Just last week, Google released their third quarter earnings. With almost $10 Billion in revenue for the quarter, the search giant continues to show strong and consistent top line growth. In their earnings report, Google noted a 5% increase in the average cost per click (CPC) on a year over year (YOY) basis.
In contrast, the typical Marin user running a Google paid search campaign during this time saw an 18% decline in CPC, coupled with higher click through rates (CTR). This combination of decreasing CPCs and increasing CTR resulted in a higher return on ad spend (ROAS) for Marin users. Assuming no changes in other factors, the following chart shows how reducing the CPC leads to a direct increase in the ROAS.
As ROAS is also affected by ad position and Quality Score, we normalized for the influence of these two factors by looking at CTR trends. The chart below shows how CTR actually increased across our user base during this time, implying that Quality Score and ad position did not have an adverse impact on ROAS.
While this trend doesn’t apply to every client, our data suggests that the average Marin user may have outperformed the average AdWords user.
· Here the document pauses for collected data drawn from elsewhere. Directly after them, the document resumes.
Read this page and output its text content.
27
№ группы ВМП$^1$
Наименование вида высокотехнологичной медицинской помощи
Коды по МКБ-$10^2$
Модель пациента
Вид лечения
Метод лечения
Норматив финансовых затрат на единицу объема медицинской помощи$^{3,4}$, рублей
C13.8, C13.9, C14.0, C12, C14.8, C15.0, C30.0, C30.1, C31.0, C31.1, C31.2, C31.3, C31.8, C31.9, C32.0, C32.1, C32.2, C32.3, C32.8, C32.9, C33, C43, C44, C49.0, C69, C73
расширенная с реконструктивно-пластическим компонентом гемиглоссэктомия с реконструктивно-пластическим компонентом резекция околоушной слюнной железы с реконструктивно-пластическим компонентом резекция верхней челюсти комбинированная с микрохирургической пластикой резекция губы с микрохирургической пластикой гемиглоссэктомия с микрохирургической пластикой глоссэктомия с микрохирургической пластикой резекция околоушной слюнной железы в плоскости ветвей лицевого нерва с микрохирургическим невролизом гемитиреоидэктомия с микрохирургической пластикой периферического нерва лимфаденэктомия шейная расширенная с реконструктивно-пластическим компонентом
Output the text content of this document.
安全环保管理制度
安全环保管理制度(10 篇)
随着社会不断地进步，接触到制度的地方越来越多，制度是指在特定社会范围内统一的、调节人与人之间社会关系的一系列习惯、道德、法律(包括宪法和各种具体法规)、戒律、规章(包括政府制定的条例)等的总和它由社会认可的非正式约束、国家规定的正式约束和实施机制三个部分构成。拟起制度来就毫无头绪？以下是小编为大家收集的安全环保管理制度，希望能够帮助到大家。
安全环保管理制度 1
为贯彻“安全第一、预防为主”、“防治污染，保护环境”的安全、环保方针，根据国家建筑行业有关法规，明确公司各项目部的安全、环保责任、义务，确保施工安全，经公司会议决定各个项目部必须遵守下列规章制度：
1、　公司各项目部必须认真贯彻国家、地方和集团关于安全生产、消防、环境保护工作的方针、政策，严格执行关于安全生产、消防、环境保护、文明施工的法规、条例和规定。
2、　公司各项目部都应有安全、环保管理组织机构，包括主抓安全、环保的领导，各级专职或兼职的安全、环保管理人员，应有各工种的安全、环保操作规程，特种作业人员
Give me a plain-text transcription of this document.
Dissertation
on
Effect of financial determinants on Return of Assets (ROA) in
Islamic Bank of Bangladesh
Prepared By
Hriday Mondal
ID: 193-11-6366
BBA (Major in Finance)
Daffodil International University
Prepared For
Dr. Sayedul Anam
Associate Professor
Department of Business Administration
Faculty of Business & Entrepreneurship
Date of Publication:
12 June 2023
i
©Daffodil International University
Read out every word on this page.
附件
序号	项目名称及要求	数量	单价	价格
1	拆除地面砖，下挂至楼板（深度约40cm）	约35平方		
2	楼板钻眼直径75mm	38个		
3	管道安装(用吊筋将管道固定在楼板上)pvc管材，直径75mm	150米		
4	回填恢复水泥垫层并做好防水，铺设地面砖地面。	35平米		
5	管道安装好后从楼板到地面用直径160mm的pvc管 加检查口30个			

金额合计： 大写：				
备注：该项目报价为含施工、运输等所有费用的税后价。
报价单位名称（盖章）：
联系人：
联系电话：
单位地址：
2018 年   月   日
So, how did this happen?
We think that these performance gains can be attributed to the following three factors:
1) Improved Keyword Matching – Marin users leveraged match types more effectively. More clicks were observed coming from exact and phrase match terms, which led to higher CTRs and lower average CPCs.
2) Bidding Efficiencies – Marin’s bidding algorithm automates keyword bids based on user defined business goals (such as ROAS), leading to more efficient capital allocation across the keyword portfolio.
3) Cross-Channel Visibility – Many conversions happen offline or in a call center. Because Marin incorporates conversion data from online and offline channels, users have complete visibility into their paid search performance and can make smarter, informed decisions about where and how they spend precious ad dollars.